Now that these have been established, I have been able to create boundaries around them to protect the time I spend with my family. For instance, there are specific times I will not work, such as nights and weekends.  Additionally, in order to deliver what is best for my clients, I structure my weeks to have specific time to work on deliverables, research, etc. 

With these boundaries established I am able to then look at anything that can potentially interfere and determine, if in that specific case, I can or should move that boundary. More often than not, the answer is no.

2. Create Your Boundaries in Community

Establishing your boundaries is a team sport. Rarely is it just one person that is impacted by a life lived off-balance. Asking for help from a few trusted confidantes ensures an outside perspective and a level of accountability to stay within the guardrails you’ve set.

I created boundaries with the help of my wife and a few close friends.

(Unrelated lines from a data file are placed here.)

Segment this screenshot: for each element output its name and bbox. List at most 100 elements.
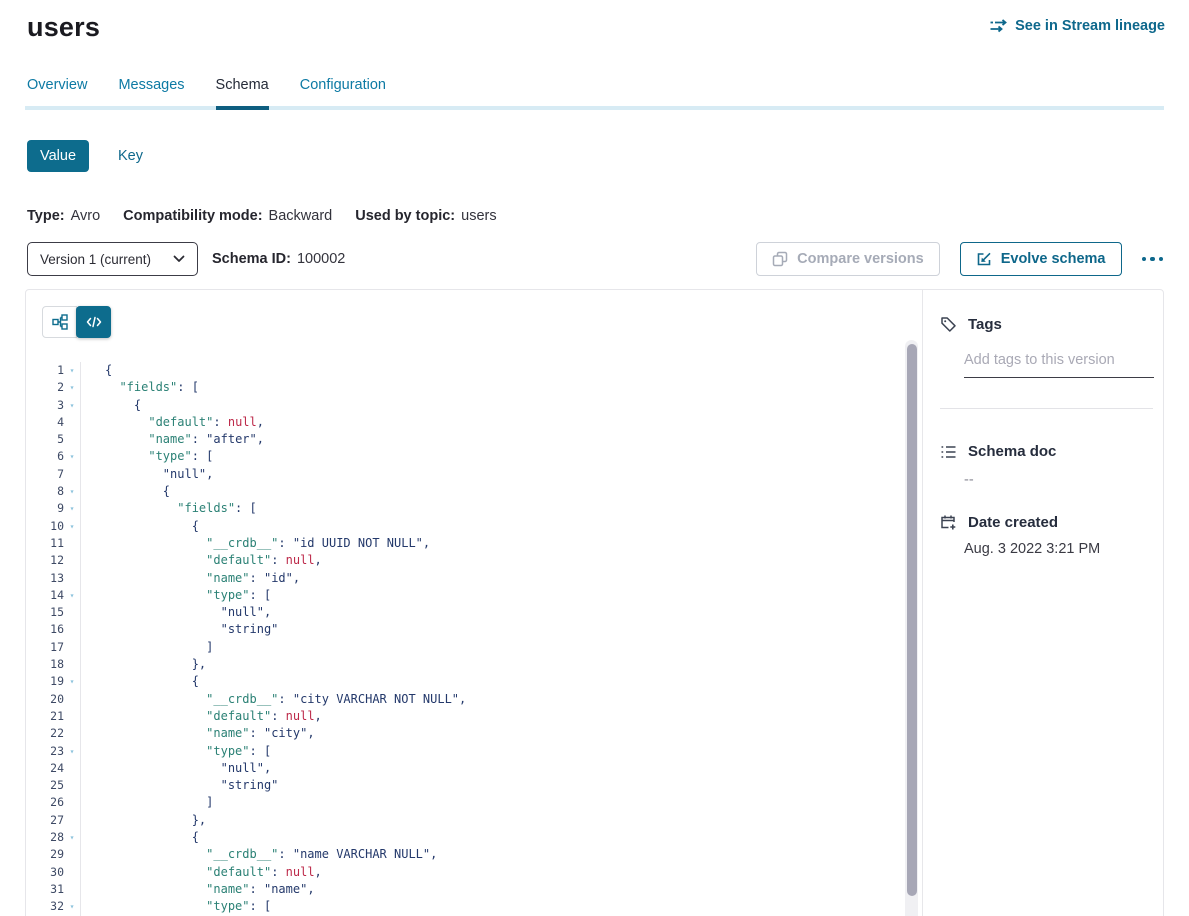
line-number: 30: [26, 864, 64, 881]
date-created-value: Aug. 3 2022 3:21 PM: [964, 541, 1153, 557]
evolve-schema-icon: [976, 251, 992, 267]
code-line: 8▾ {: [26, 483, 922, 500]
fold-arrow-icon[interactable]: ▾: [64, 483, 81, 500]
fold-arrow-icon[interactable]: ▾: [64, 518, 81, 535]
fold-arrow-icon[interactable]: ▾: [64, 500, 81, 517]
code-line: 32▾ "type": [: [26, 898, 922, 915]
page-title: users: [27, 12, 100, 43]
code-text: "string": [81, 777, 278, 794]
line-number: 22: [26, 725, 64, 742]
list-icon: [940, 444, 957, 460]
code-line: 23▾ "type": [: [26, 743, 922, 760]
fold-spacer: [64, 414, 81, 431]
add-tags-input[interactable]: [964, 347, 1154, 378]
code-line: 5 "name": "after",: [26, 431, 922, 448]
line-number: 5: [26, 431, 64, 448]
line-number: 19: [26, 673, 64, 690]
fold-spacer: [64, 639, 81, 656]
line-number: 18: [26, 656, 64, 673]
fold-arrow-icon[interactable]: ▾: [64, 898, 81, 915]
line-number: 12: [26, 552, 64, 569]
sidebar-divider: [940, 408, 1153, 409]
code-line: 10▾ {: [26, 518, 922, 535]
code-text: "name": "after",: [81, 431, 264, 448]
date-created-title: Date created: [968, 514, 1058, 531]
tree-view-button[interactable]: [42, 306, 77, 338]
code-text: "__crdb__": "id UUID NOT NULL",: [81, 535, 430, 552]
line-number: 1: [26, 362, 64, 379]
code-text: {: [81, 362, 112, 379]
version-select[interactable]: Version 1 (current): [27, 242, 198, 276]
line-number: 11: [26, 535, 64, 552]
fold-spacer: [64, 535, 81, 552]
fold-arrow-icon[interactable]: ▾: [64, 379, 81, 396]
schema-doc-value: --: [964, 472, 1153, 488]
key-toggle-button[interactable]: Key: [118, 148, 143, 164]
code-text: {: [81, 397, 141, 414]
fold-spacer: [64, 864, 81, 881]
page-header: users See in Stream lineage: [0, 0, 1189, 43]
fold-arrow-icon[interactable]: ▾: [64, 829, 81, 846]
line-number: 3: [26, 397, 64, 414]
fold-spacer: [64, 691, 81, 708]
value-toggle-button[interactable]: Value: [27, 140, 89, 172]
code-line: 4 "default": null,: [26, 414, 922, 431]
fold-arrow-icon[interactable]: ▾: [64, 587, 81, 604]
code-line: 31 "name": "name",: [26, 881, 922, 898]
code-line: 21 "default": null,: [26, 708, 922, 725]
editor-scrollbar-thumb[interactable]: [907, 344, 917, 896]
fold-spacer: [64, 621, 81, 638]
line-number: 25: [26, 777, 64, 794]
code-text: "string": [81, 621, 278, 638]
tab-messages[interactable]: Messages: [118, 77, 184, 106]
fold-arrow-icon[interactable]: ▾: [64, 362, 81, 379]
compare-versions-icon: [772, 251, 788, 267]
code-text: {: [81, 483, 170, 500]
fold-arrow-icon[interactable]: ▾: [64, 397, 81, 414]
evolve-schema-button[interactable]: Evolve schema: [960, 242, 1122, 276]
tab-overview[interactable]: Overview: [27, 77, 87, 106]
code-line: 1▾{: [26, 362, 922, 379]
code-text: "null",: [81, 604, 271, 621]
fold-arrow-icon[interactable]: ▾: [64, 448, 81, 465]
stream-lineage-label: See in Stream lineage: [1015, 18, 1165, 34]
line-number: 26: [26, 794, 64, 811]
line-number: 8: [26, 483, 64, 500]
code-text: "name": "name",: [81, 881, 315, 898]
code-text: },: [81, 812, 206, 829]
date-created-section: Date created Aug. 3 2022 3:21 PM: [940, 514, 1153, 557]
fold-arrow-icon[interactable]: ▾: [64, 673, 81, 690]
code-view-button[interactable]: [76, 306, 111, 338]
line-number: 10: [26, 518, 64, 535]
code-line: 29 "__crdb__": "name VARCHAR NULL",: [26, 846, 922, 863]
compatibility-value: Backward: [269, 208, 333, 224]
schema-panel: 1▾{2▾ "fields": [3▾ {4 "default": null,5…: [25, 289, 1164, 916]
line-number: 13: [26, 570, 64, 587]
schema-doc-section: Schema doc --: [940, 443, 1153, 488]
topic-link[interactable]: users: [461, 208, 496, 224]
fold-spacer: [64, 760, 81, 777]
line-number: 29: [26, 846, 64, 863]
tab-schema[interactable]: Schema: [216, 77, 269, 110]
fold-spacer: [64, 604, 81, 621]
tab-configuration[interactable]: Configuration: [300, 77, 386, 106]
code-line: 25 "string": [26, 777, 922, 794]
code-line: 11 "__crdb__": "id UUID NOT NULL",: [26, 535, 922, 552]
evolve-schema-label: Evolve schema: [1001, 251, 1106, 267]
line-number: 14: [26, 587, 64, 604]
fold-arrow-icon[interactable]: ▾: [64, 743, 81, 760]
line-number: 28: [26, 829, 64, 846]
line-number: 24: [26, 760, 64, 777]
schema-sidebar: Tags Schema doc --: [922, 290, 1163, 916]
code-text: "fields": [: [81, 379, 199, 396]
more-options-button[interactable]: [1140, 251, 1166, 268]
value-key-toggle: Value Key: [27, 140, 1189, 172]
code-line: 2▾ "fields": [: [26, 379, 922, 396]
tag-icon: [940, 316, 957, 333]
stream-lineage-link[interactable]: See in Stream lineage: [989, 18, 1165, 34]
code-text: "name": "id",: [81, 570, 300, 587]
line-number: 6: [26, 448, 64, 465]
tags-title: Tags: [968, 316, 1002, 333]
line-number: 20: [26, 691, 64, 708]
compare-versions-button[interactable]: Compare versions: [756, 242, 940, 276]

We discuss them regularly as it is too easy to veer off course and make exceptions if done in isolation.

3. Set The Right Expectation

Whether you work for yourself or a company, it will be key to set the right expectations with clients, partners, your manager and co-workers. Be clear on when you will be available and connected.  This may seem daunting, but I have seen it done, have done it myself and each time it has been well received and respected.

With so many struggling to achieve balance, it is time we think of a more permanent approach.  One that safeguards what we value and puts us in the best frame of mind in our personal and professional lives and therefore reduces our stress.

America was founded on a vision. Ever since then it has been a land for dreamers and seekers who are told they can accomplish anything their hearts desire.  However that dream was never intended to be one of exhaustion, of grinding your fingers to the bone or being a hustler in the hopes that you outwork others in hopes to achieve. It’s time for entrepreneurs to recalibrate our priorities and take back The American Dream.